I give him his light, and the lighter, which I have to click several times, illuminates his face; a face between fifty and sixty, the age at which you try once again to lose weight, because the mellowing effect fat has on the face is gradually wearing off. But you won’t look striking again, merely wrinkled, and a stubbly beard, generally gray-white, heightens the impression of something aimless and unformed. Little gray eyes, eternally on the lookout: Don’t worry, we’re alone, no one will disturb us. . I’d rather I could hide in a throng of people — a crowded pub, for instance — all at once the square seems bleak and much too large: like a square in a dream whose edge, however fast you walk, you’ll never reach in time, and may never reach again. Dawn is breaking, it grows brighter and brighter; that too is repugnant.
You’ll have guessed right off who you’re dealing with, eh?
I say nothing at all; off the phone he’s still speaking that High German he’ll never really learn. But he no longer speaks it with such fastidious reserve; there’s an oafish familiarity in his injections of dialect. — What does this bastard want from me, with his bad conscience written all over him? I think. Of course I know this can take a different turn quite quickly; I’m curious how he’ll start chipping away at my conscience, they learned that at their so-called Firm .
How long will you be staying? he asks me amiably. Getting away from it all for a few days, eh? Visiting the old homeland again. .

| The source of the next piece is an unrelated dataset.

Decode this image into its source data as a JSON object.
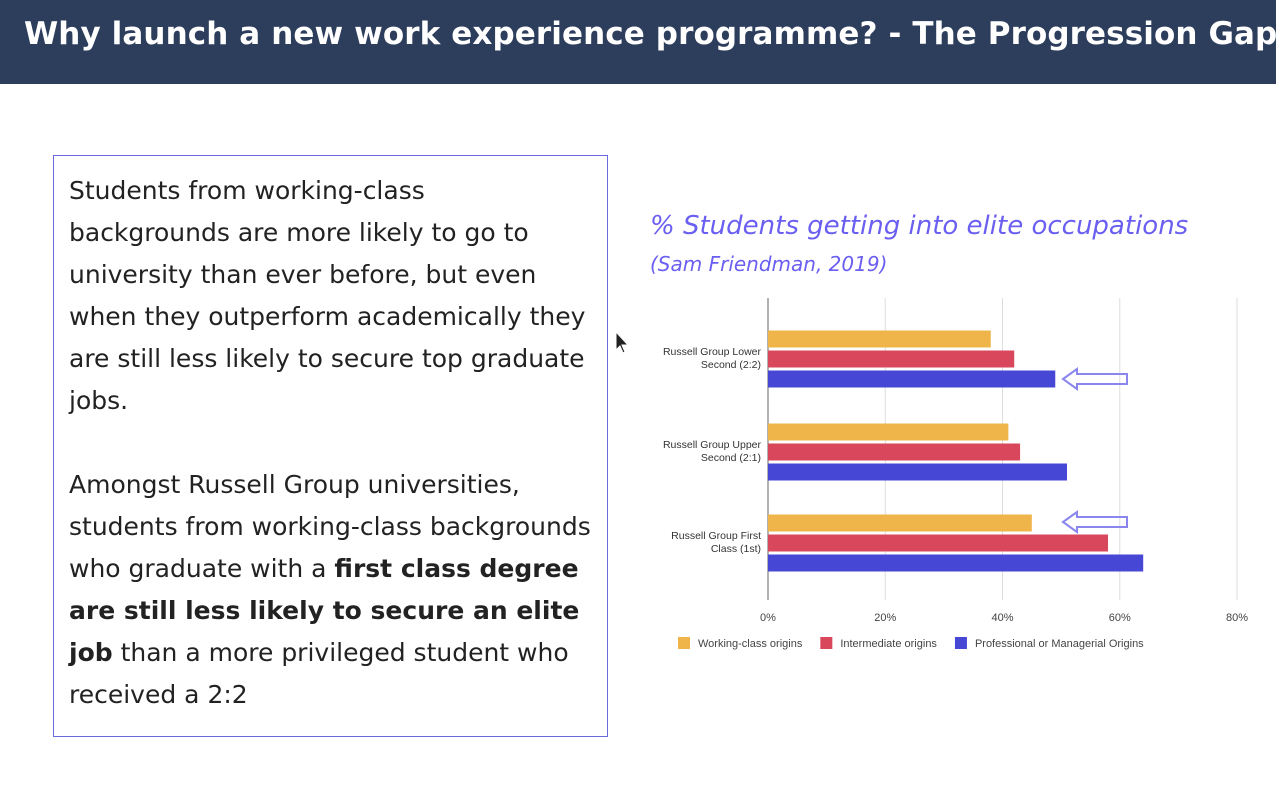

Old homeland, that’s reactionary language! That’s the sort of thing you always accused the radical Bonn imperialists of, I say.

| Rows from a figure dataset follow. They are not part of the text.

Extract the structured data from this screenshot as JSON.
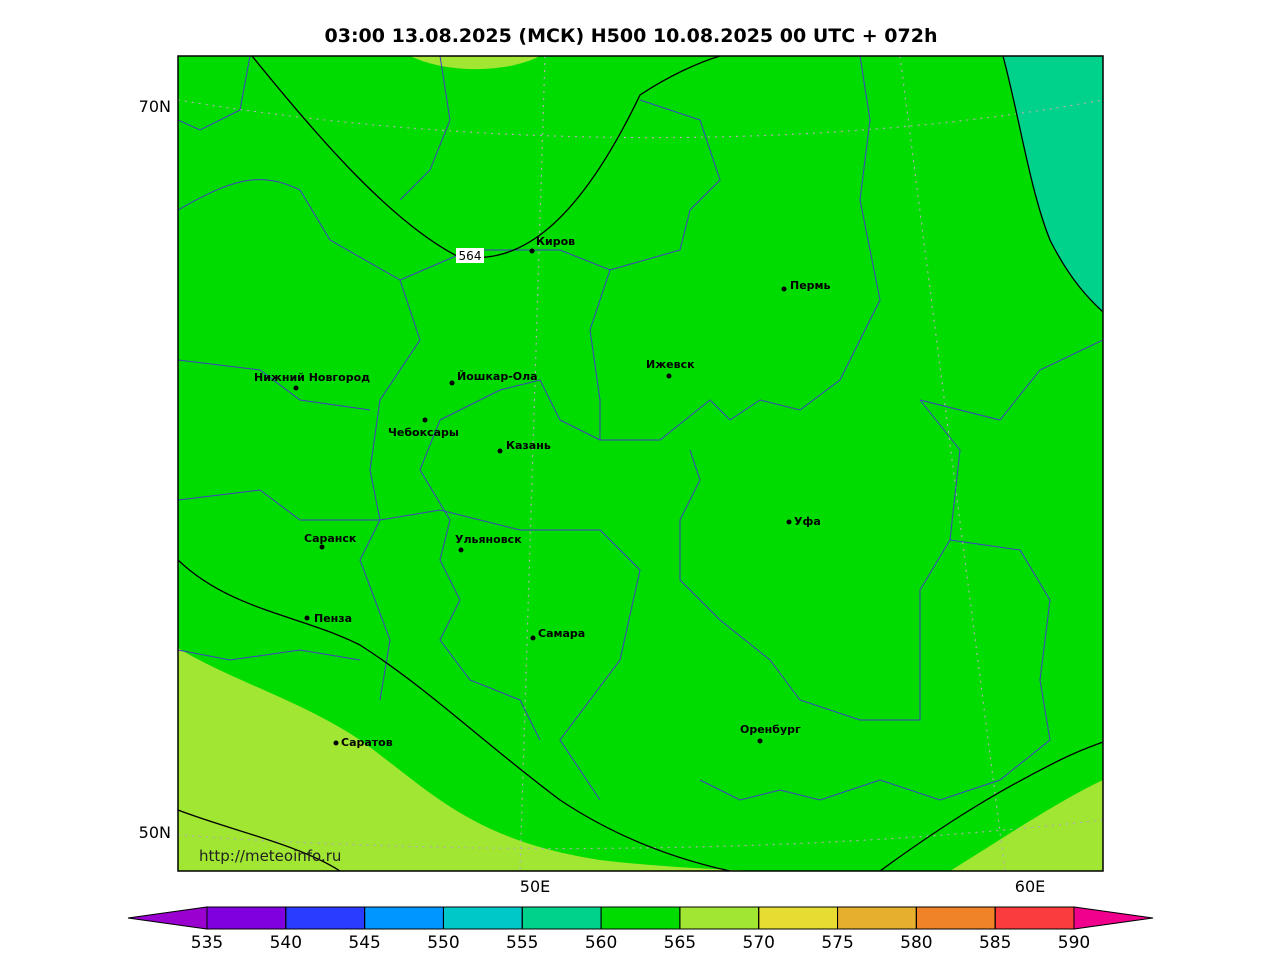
{
  "header": {
    "title": "03:00 13.08.2025 (МСК) H500  10.08.2025 00 UTC + 072h"
  },
  "map": {
    "lat_labels": [
      "70N",
      "50N"
    ],
    "lon_labels": [
      "50E",
      "60E"
    ],
    "contour_label": "564",
    "source": "http://meteoinfo.ru",
    "cities": [
      "Киров",
      "Пермь",
      "Нижний Новгород",
      "Йошкар-Ола",
      "Ижевск",
      "Чебоксары",
      "Казань",
      "Уфа",
      "Саранск",
      "Ульяновск",
      "Пенза",
      "Самара",
      "Оренбург",
      "Саратов"
    ]
  },
  "colorbar": {
    "ticks": [
      535,
      540,
      545,
      550,
      555,
      560,
      565,
      570,
      575,
      580,
      585,
      590
    ],
    "under_color": "#9a00d0",
    "over_color": "#f0008c",
    "colors": [
      "#8000e0",
      "#2a3cff",
      "#0096ff",
      "#00c8c8",
      "#00d28c",
      "#00dc00",
      "#a0e632",
      "#e6dc32",
      "#e6af2d",
      "#f08228",
      "#fa3c3c"
    ]
  }
}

Oh! Do you suppose I ever dealt with that — language usage? What do you think we were doing the whole time? We didn’t have time to kill with language usage. Although. . sometimes I’d rather have had that to deal with. You’d be surprised how much alike we would have been.
Us. . alike, okay! Why don’t you explain to what I owe this honor. I know, back then you didn’t have to, but times have changed. Fortunately for me, unfortunately for you!
True, times have changed. . He opens his eyes wide as though he’s only just realized it. . What do I want? Well, nothing, there’s nothing I can want anymore. But I’d like to take a stroll around the block with you and tell you something. Something about myself, if you’re interested. — He lights a new cigarette from the glowing butt; a heavy smoker, as I’d suspected.
I don’t want to hear it, I say. I’m not some Father Confessor. Let’s go our separate ways, I don’t know you and you don’t know me. You’ve done nothing to me, probably not, and I’ll do nothing to you.
You don’t know I’ve done nothing to you, he says.
Come on, let’s drop the whole thing. As you see, I’m the more successful of us two, I’ve got academies falling all over themselves. Now you just let me do my thing in peace, I’m not going to give you any absolution. And certainly not a job reference.